According to data from the National Bureau of Statistics (NBS), new home prices fell 0.4% month-on-month in September, following a 0.3% drop in August. Year-on-year, prices declined 2.2%, slightly improving from the 2.5% fall in August. Despite the marginal improvement compared with the previous month, the trend reflects persistent weakness in China’s housing sector, which has been struggling since 2021.
Hannah Liu, China economist at Nomura, noted the broader impact of falling home values: “If the value of real estate, especially in first-tier cities, continues to shrink, people will feel they have less money to spend and will expect even less in the future.” Liu suggested that stabilizing or slightly raising housing prices in major cities could be a critical measure to boost consumer spending.
Traditionally, September and October are peak seasons for property purchases in China, as developers launch promotional campaigns during national holidays. However, the prolonged downturn, characterized by developer defaults, unfinished presold projects, and falling home prices, has dampened consumer sentiment, reducing the effectiveness of seasonal sales efforts.
Data from the NBS showed that out of 70 cities surveyed, 63 reported month-on-month declines in home prices, and 61 recorded year-on-year falls. The weakness is not limited to new homes: secondary home prices fell 3.2% year-on-year in tier-one cities, 5% in tier-two cities, and 5.7% in tier-three cities. Meanwhile, property investment and sales slowed significantly during January–September. Analysts expect this trend to continue, with Centaline Property Agency chief analyst Zhang Dawei predicting a 10% drop in property transaction volumes for the year.
The property sector, once a major engine of China’s economic growth, has become a drag on the economy. September’s slowdown coincided with broader signs of economic softening, as separate data showed that China’s headline economic growth slowed in the third quarter, partly due to the property slump and ongoing tensions in the U.S.-China trade relationship.
The Chinese government has repeatedly pledged to stabilize the real estate market over the past two years, introducing measures such as mortgage rate cuts, easing of home purchase restrictions, and campaigns to accelerate urban village redevelopment. Local authorities have also offered stimulus through home-purchase incentives and tax reductions. Despite these efforts, the market remains fragile, and analysts warn that it could take a year or more for prices and investment activity to recover fully.

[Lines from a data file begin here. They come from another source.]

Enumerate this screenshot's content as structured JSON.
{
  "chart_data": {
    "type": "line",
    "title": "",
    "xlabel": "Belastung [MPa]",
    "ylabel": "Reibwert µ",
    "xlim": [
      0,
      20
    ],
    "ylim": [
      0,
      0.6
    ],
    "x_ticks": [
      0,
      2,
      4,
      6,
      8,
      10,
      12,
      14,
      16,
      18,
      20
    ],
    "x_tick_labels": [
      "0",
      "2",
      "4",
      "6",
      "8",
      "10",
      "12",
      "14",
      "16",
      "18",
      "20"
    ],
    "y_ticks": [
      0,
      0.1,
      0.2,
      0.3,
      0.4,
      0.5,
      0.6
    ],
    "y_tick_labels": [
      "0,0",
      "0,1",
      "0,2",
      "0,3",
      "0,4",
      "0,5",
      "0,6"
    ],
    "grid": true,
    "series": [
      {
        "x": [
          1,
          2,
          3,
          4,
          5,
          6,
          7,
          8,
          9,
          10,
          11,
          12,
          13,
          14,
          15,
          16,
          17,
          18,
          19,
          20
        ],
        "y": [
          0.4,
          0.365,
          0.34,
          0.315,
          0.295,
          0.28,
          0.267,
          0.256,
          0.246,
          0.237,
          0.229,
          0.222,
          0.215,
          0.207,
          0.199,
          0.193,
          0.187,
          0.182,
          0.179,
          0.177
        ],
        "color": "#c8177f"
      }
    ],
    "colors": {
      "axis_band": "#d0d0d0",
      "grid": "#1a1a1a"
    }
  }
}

Nomura analysts noted that the government will need to “more seriously address the fallout from the property market collapse” in its new five-year plan for 2026–2030, with a focus on stabilizing the sector while encouraging local stimulus measures. Jeff Zhang, property equity analyst at Morningstar, emphasized that the government is likely to continue prioritizing sector stability, while supporting targeted initiatives such as home purchase subsidies and tax incentives to revive confidence.
The property slowdown is affecting all tiers of Chinese cities. While first-tier cities have seen relatively moderate declines, tier-two and tier-three cities have experienced sharper drops in home prices, reflecting both weaker demand and oversupply issues in these regions. The situation underscores the challenge facing policymakers: balancing economic growth, financial stability, and social expectations tied to home ownership.
China’s ruling Communist Party’s Central Committee is scheduled to hold a closed-door meeting to discuss the country’s 15th five-year development plan, which is expected to address the property sector’s continuing challenges. Analysts and investors alike will be watching closely, as the decisions made in the coming days could shape the trajectory of China’s housing market and broader economy for years to come.
As the government evaluates potential policy measures, economists suggest that lowering mortgage rates, expanding personal income tax deductions, and providing targeted incentives could help restore confidence and stimulate property demand. However, the road to recovery may be gradual, with both structural and sentiment-related factors influencing the pace of stabilization.
China’s property market, long a cornerstone of growth, now faces a pivotal moment. How policymakers respond to the ongoing slump will determine whether housing can regain its role as a driver of consumption and investment, or continue to weigh on the economy in the years ahead.